Ich habe zuerst Psychologie in Freiburg studiert und dort „Das Gefühl des Augenblicks“ gelesen – ein Buch zur Dramaturgie des Dokumentarfilms. Der Blick auf die Welt und das Menschsein, was ich dort erfahren konnte, hat mich fasziniert. Das war der Anfang meiner Faszination für den Dokumentarfilm. Irgendwann habe ich ein Porträt über einen wegen Mordes verurteilten Mann gedreht, wodurch bei mir die Frage nach Nähe und Distanz im Dokumentarfilm sehr brisant geworden ist. Ich finde es sehr schwierig, sich so tief in ein Leben einzuarbeiten, dennoch aber die nötige Distanz zu finden. Damals war ich gerade 24, das hat mich sehr beschäftigt. Kurz darauf bin ich an die Filmhochschule La Fémis nach Paris gegangen und habe dort ein Programm besucht, dass szenisch ausgerichtet war – dort habe ich Blut geleckt.

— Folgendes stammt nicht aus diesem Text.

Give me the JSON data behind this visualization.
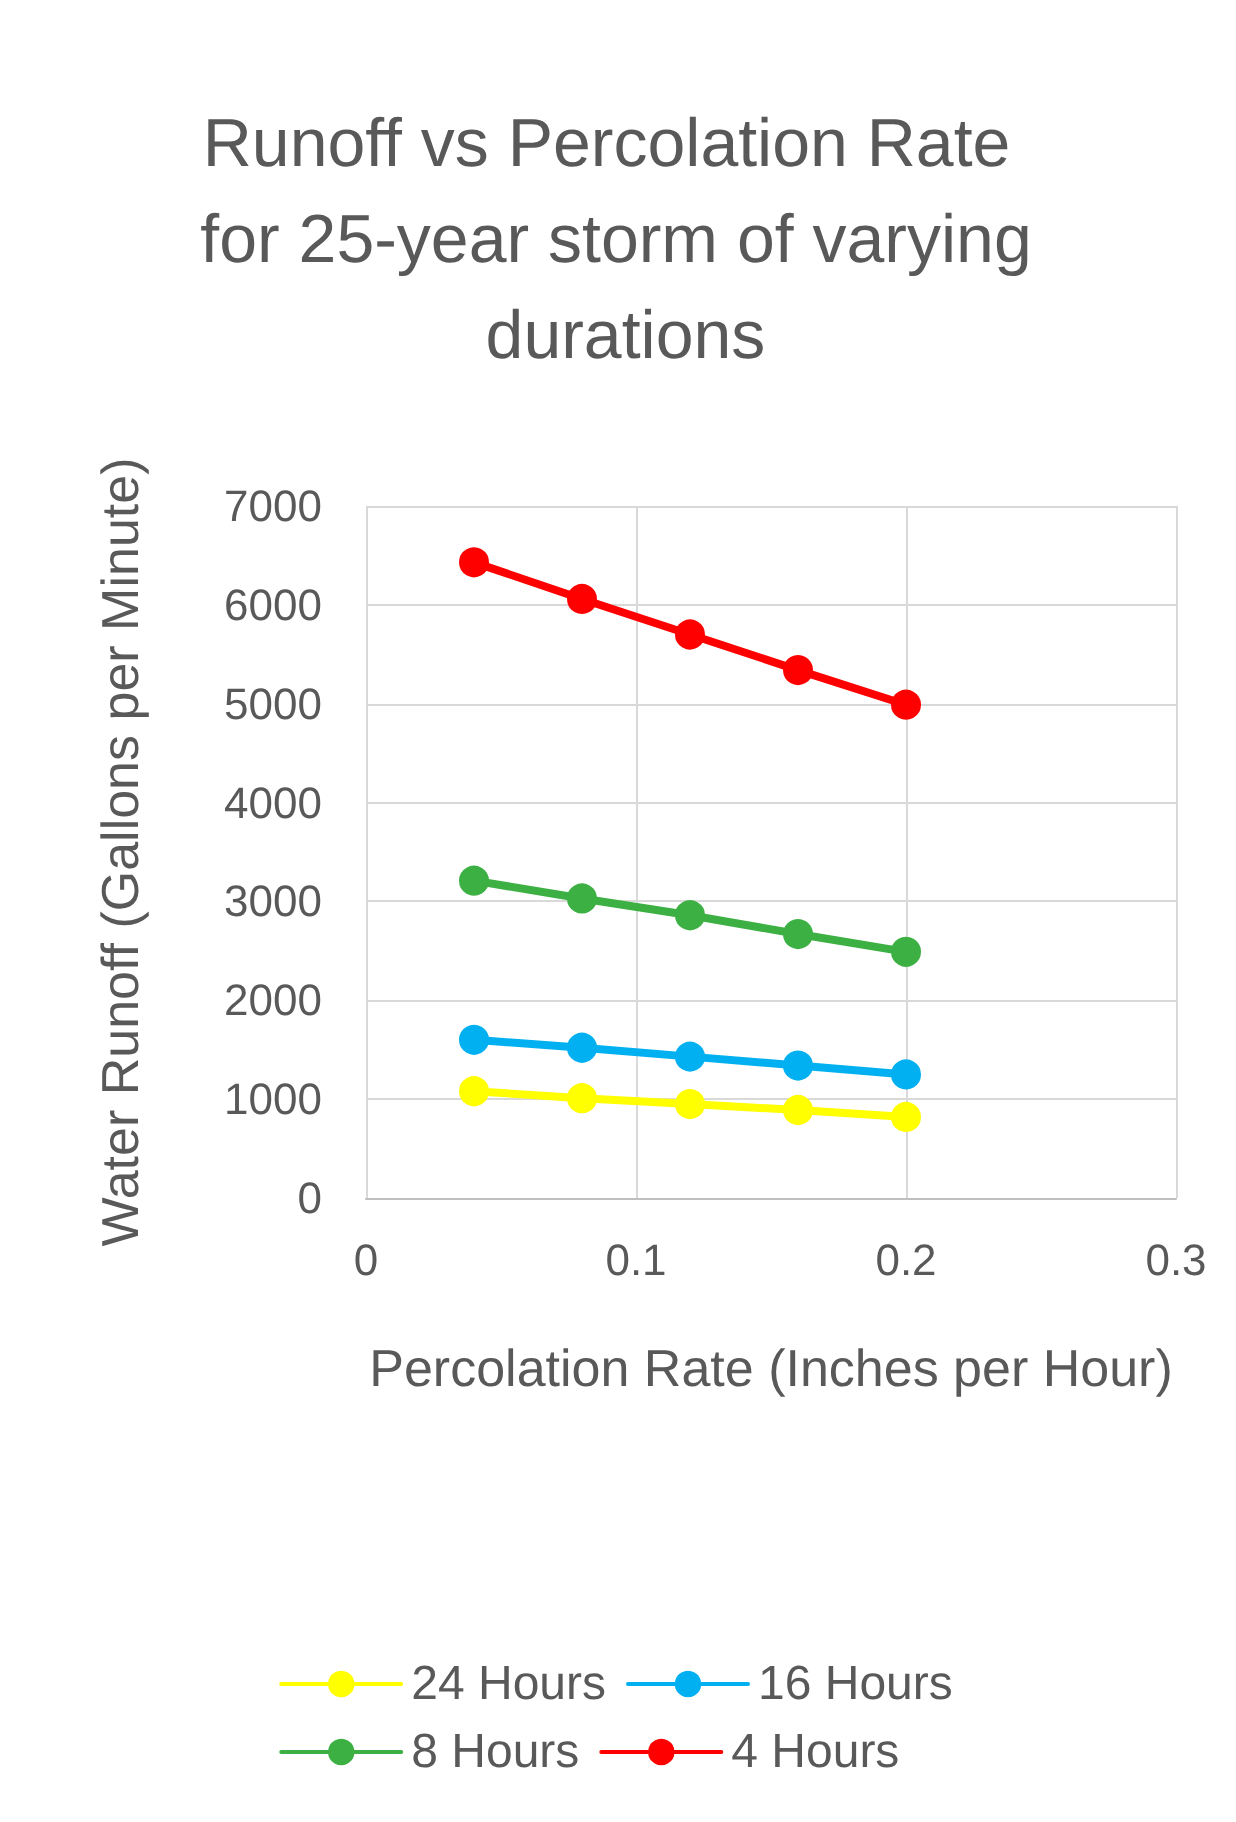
{
  "chart_data": {
    "type": "line",
    "title": "Runoff vs Percolation Rate for 25-year storm of varying durations",
    "xlabel": "Percolation Rate (Inches per Hour)",
    "ylabel": "Water Runoff (Gallons per Minute)",
    "xlim": [
      0,
      0.3
    ],
    "xticks": [
      0,
      0.1,
      0.2,
      0.3
    ],
    "ylim": [
      0,
      7000
    ],
    "yticks": [
      0,
      1000,
      2000,
      3000,
      4000,
      5000,
      6000,
      7000
    ],
    "grid": true,
    "legend": "bottom",
    "marker": "circle",
    "line_style": "solid",
    "x": [
      0.04,
      0.08,
      0.12,
      0.16,
      0.2
    ],
    "series": [
      {
        "name": "24 Hours",
        "color": "#ffff00",
        "values": [
          1080,
          1010,
          950,
          890,
          820
        ]
      },
      {
        "name": "16 Hours",
        "color": "#00b0f0",
        "values": [
          1600,
          1520,
          1430,
          1340,
          1250
        ]
      },
      {
        "name": "8 Hours",
        "color": "#3cb043",
        "values": [
          3210,
          3030,
          2860,
          2670,
          2490
        ]
      },
      {
        "name": "4 Hours",
        "color": "#ff0000",
        "values": [
          6430,
          6060,
          5700,
          5340,
          4990
        ]
      }
    ]
  }
}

Sie haben zu „Vena“ auch das Drehbuch geschrieben. Einige Ihrer vorherigen Filme spielen im Strafvollzug, Mutter sind Sie auch – beides zentrale Themen in „Vena“. Kam dadurch die Geschichte zustande?
Ja. Ich war gerade mit meiner Tochter schwanger, hatte mich bis dahin sehr auf den Männerstrafvollzug fokussiert, mich durch meine Situation dann aber gefragt, wie das wohl für schwangere Frauen sein muss. Das war der Initiator, um eine sehr umfangreiche Recherche zu starten, aus der ich dann angefangen habe, das Drehbuch zu schreiben.
Die Idee ist also zeitgleich mit Ihrer Tochter gewachsen.
Ja. Ich habe viel nachts geschrieben, wenn sie geschlafen hat. Oder mittags, wenn sie Mittagsschlaf gemacht hat. Ich war irgendwann so konditioniert: Kind schläft, Laptop aufklappen – wahnsinnig ungesund. Aber so habe ich „Vena“ überhaupt nur schreiben können.
Das klingt sehr anstrengend.
War es auch, aber ich habe mich mit der Darstellung von Müttern in Filmen gar nicht identifizieren können und habe mich damals total unterrepräsentiert gefühlt. Ich hatte ein starkes Bedürfnis, Bilder in die Welt zu tragen, die immer noch nicht vorhanden sind, und die große Irritationen bei vielen auslösen, die Eltern werden: Warum fühlt sich das so anders an, als ich es bisher gesehen habe? Bin ich komisch? Bin ich anders? Bin ich allein? Mir war es wichtig, ein realistischeres Bild von Mutterschaft zu zeigen.
Also war Ihr Zugang zu „Vena“ vor allem emotionaler Natur?
Ich verstehe erst jetzt, warum es mir damals so wichtig war, „Vena“ zu schreiben. Ich habe damals selbst in einer sehr ungesunden Beziehung gelebt und merke jetzt, wie viel die emotionalen Ebenen im Film mit meinen damaligen Leben zu tun hatten. Ich weiß, wie sich das anfühlt, sich an jemanden zu binden, der einem nicht guttut; wie es ist, sich nicht wertvoll genug zu fühlen. Ich weiß, wieso man sich lange in ungesunden Situationen hält, obwohl man eigentlich ausbrechen müsste. Jenny, die Hauptfigur........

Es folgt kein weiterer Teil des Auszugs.